Support to Stay: Supporting student mental health at scale
10 October 2022
Student mental health support is a shared challenge across the Higher Education sector, and a holistic, collaborative approach is fundamental to addressing it. Unite Students’ new student support framework, ‘Support to Stay’, aims to join up our student support services with those of our university partners.
Five years after it rocketed to the top of Higher Education’s agenda, student mental health remains a shared challenge for the sector. There has been a great sector-wide effort to collaborate on sharing data, resources and best practice, leading to great strides in our collective understanding of what is required from student support services – both in universities and private purpose-built student accommodation (PBSA).
But the scale of the challenge continues to increase. Our 2022 applicant index showed a rise in the number of university applicants with a mental health condition, of whom 3 in 10 said they wouldn’t disclose to their university. This comes amid the challenges of the cost of living crisis; in our April research, some 50% of students said that this was having an impact on their mental health.
In light of these emerging challenges, and following careful consultation with university partners and students, our student support team have launched a new framework: Support to Stay.
What is Support to Stay?
Launched for the start of the 2022/23 academic year, Support to Stay is a consistent national support framework with a graded approach to intervention, meaning that appropriate and timely support can be provided when a student’s health or wellbeing causes concern.
Its fundamental aim is to provide students with a supportive living environment to help them fulfil their potential to the greatest extent possible, even when experiencing medical, physical, or mental, health difficulties, or other challenges. In line with Head of Student Support Becca Hayhurst’s 15 years of experience in the student support team at Harper Adams University, it’s designed to align with university ‘support to study’ practices.
The graded approach begins with our routine welfare offer, available to all students. This includes basic support such as general signposting to services, welfare checks as required, and raising awareness of known risks such as personal safety, on which we are holding a dedicated campaign in October. The majority of students won’t require extra support on top of this – but, when concerns emerge, there are three tiers of intervention.
How the intervention model works
The first tier is for when initial concerns emerge, whether that’s a student showing signs of distress or an incident occurring, that requires swift intervention through signposting and additional support. This is being supported by training all our student-facing employees to notice warning signs and know how to effectively signpost a student to relevant support services.
The next tier is for those students whose situation doesn’t improve after early interventions and whose wellbeing is continuing to cause concern – or for students for whom there is significant concern in the first instance. This is the point at which our student support team will link up with our university partners to make sure they are aware of the situation, subject to data sharing processes.
Finally, for the small percentage of students who are still struggling following a progression from the first two tiers – or where there are severe, immediate concerns about a student’s ability to remain in their accommodation – there will be an escalation to the third and final tier, in collaboration with their university.
If the student is unable to remain in their accommodation or continue with their studies, at this stage our support teams will manage their withdrawal in a structured and sympathetic way. That means keeping everyone safe: the student themselves, other students in the building, and our employees.
The role of student accommodation in student wellbeing
University support services are crucial for many students, whether through providing direct support or signposting to appropriate local services. But student accommodation is often the environment in which a student discloses or displays signs of distress, or experiences incidents which can impact on wellbeing. Without collaboration with accommodation partners, universities may not be privy to this information, and gaps can emerge. That could mean missed opportunities for early intervention, or unreported incidents which indicate that a student’s condition is deteriorating.
As such, a community-wide approach to student wellbeing has consistently been recommended across the sector, and collaboration between universities and accommodation providers is referenced in the ANUK/Unipol national codes which regulate more than 300,000 student rooms across the UK.
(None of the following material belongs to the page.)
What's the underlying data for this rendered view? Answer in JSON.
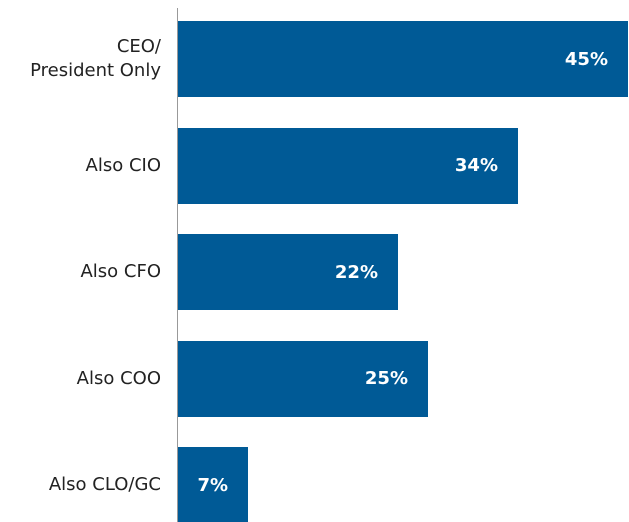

This was work that Unite Students were already carrying out since 2015, having been the first PBSA provider to have a student support team to complement and collaborate with university support services. The organisation has also consistently supported sector collaboration on the topic, such as contributing to the creation of the British Property Federation’s framework for student wellbeing in PBSA.
Our services and processes have been routinely refreshed in line with best practice and evolving needs of the 74,000 students who live in our buildings – and Support to Stay is the latest evolution of this work.
How will the Support to Stay framework be implemented?
Support to Stay is being put into practice across our portfolio now, and there’s plenty of work going into it. That includes staff training, strengthening our data sharing practices in order to more effectively align with our university partners, and sharing what we’re doing with the sector at a number of conferences and round tables over the coming months. We also encourage university partners to get in touch with their regional student support manager if you are currently reviewing your own support policies.
During the initial rollout phase we will continue to review how the framework is working alongside our university partners, as well as undertaking further consultation with students. Once feedback has been assessed and there has been a chance to reflect on case studies, as well as any amends made to our practices and processes, we intend to formally launch the initiative in the spring term.
The Higher Education sector is united by the will to see students succeed, and few would argue that wellbeing is fundamental to their success. With cross-sector collaboration, innovation and communication at the heart of our approach, we hope to support more students to successful outcomes during their stay with us.